But it does look like say Amy it’s deviation changes a lot more because of the high volatility
The updated deviation is independent of results. I agree that it doesn’t sound very reasonable, but if I remember correctly it has something to do with how we use a period consisting of only a single game.
It does seem very odd, if it turns out the calculator is wrong it’s probably my fault trying to get the python code turned into javascript Definitely some things are off like the win rate that I don’t think is shown anywhere.
The deviation never goes very low because the period never includes more than one game. Using a time-based period would cause a player who plays more frequently to have lower deviation (all other things being equal).
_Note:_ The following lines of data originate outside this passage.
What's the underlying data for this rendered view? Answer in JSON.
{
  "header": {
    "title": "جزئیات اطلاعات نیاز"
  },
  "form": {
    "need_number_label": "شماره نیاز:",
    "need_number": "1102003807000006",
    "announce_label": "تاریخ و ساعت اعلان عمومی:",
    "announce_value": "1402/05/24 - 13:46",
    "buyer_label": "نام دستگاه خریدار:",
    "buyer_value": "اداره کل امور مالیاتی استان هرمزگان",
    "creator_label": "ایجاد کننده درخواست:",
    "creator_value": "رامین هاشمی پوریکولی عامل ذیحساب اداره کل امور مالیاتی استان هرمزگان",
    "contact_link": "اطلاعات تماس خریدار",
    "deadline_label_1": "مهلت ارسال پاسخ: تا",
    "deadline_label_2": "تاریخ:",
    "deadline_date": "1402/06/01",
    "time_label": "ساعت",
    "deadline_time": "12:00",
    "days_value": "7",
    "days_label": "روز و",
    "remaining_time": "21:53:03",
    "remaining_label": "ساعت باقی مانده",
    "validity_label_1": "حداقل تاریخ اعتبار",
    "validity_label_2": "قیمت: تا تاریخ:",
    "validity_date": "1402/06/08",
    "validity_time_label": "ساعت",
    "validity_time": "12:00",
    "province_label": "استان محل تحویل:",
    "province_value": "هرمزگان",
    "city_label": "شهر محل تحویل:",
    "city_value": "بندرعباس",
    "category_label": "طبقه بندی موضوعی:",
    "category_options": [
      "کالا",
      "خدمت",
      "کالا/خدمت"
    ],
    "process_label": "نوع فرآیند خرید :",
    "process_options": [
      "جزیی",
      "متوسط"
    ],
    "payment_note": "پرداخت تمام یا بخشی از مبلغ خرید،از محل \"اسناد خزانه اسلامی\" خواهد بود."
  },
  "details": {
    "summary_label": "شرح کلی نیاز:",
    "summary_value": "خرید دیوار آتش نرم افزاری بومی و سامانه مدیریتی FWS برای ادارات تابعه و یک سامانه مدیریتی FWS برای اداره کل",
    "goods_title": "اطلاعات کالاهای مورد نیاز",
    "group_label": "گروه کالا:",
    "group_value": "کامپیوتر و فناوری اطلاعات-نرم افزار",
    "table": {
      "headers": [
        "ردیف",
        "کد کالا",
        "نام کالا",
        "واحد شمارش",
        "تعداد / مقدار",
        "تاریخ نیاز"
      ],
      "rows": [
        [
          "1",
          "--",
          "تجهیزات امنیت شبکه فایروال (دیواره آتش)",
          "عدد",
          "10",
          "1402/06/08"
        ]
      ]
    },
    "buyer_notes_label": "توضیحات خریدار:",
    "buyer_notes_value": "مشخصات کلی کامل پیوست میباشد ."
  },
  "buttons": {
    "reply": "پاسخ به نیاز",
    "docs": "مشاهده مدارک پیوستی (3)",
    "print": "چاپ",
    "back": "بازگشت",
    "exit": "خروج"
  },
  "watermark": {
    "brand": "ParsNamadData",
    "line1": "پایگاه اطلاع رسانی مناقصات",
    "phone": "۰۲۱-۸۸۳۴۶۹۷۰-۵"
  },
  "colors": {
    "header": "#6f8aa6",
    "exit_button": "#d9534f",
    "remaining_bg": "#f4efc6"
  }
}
The Glicko 2 formulas are beyond my math abilities, but I have a fuzzy idea of the notation so this may be naive.
Is it possible to use some hybrid Glicko where the rating update is based on single game periods, but the rating deviation and volatility updates are based on periods?
The idea would be to preserve the win = rating goes up (and loss = rating goes down) expected behavior, but also make the rating deviations and volatility somewhat more useful for the median active user? I.e. Set the period to a length where the median active user plays at least 5 games.
I rushed this together fairly quickly and didn’t edit extensively, and @anoek graciously let me land it pretty much as-is even though it probably has lots of confusing bits and (surely!) some outright errors.
BTW, pull requests are welcome!
I didn’t capture everyone’s ideas. With limited time, I focused on the ones that I’ve been thinking the most about myself, especially where I’d thought through some plausibly useful math that I was afraid I’d forget.
If your idea isn’t in there, it hasn’t been rejected. I just didn’t write it down (yet).
BTW, pull requests are welcome! (Although see urgent stuff at the bottom for the collaboration I think is most useful right now…)
There’s a bunch of MathJAX / LaTeX / whatever… those bits are much easier to read in the browser than in the file when you’re editing. (I think it’s the right tradeoff? Math is hard in text files. Another option would be pseudo code or python code or something, but that’s harder to compare to the Glicko-2 paper… that’s why I stuck to math…)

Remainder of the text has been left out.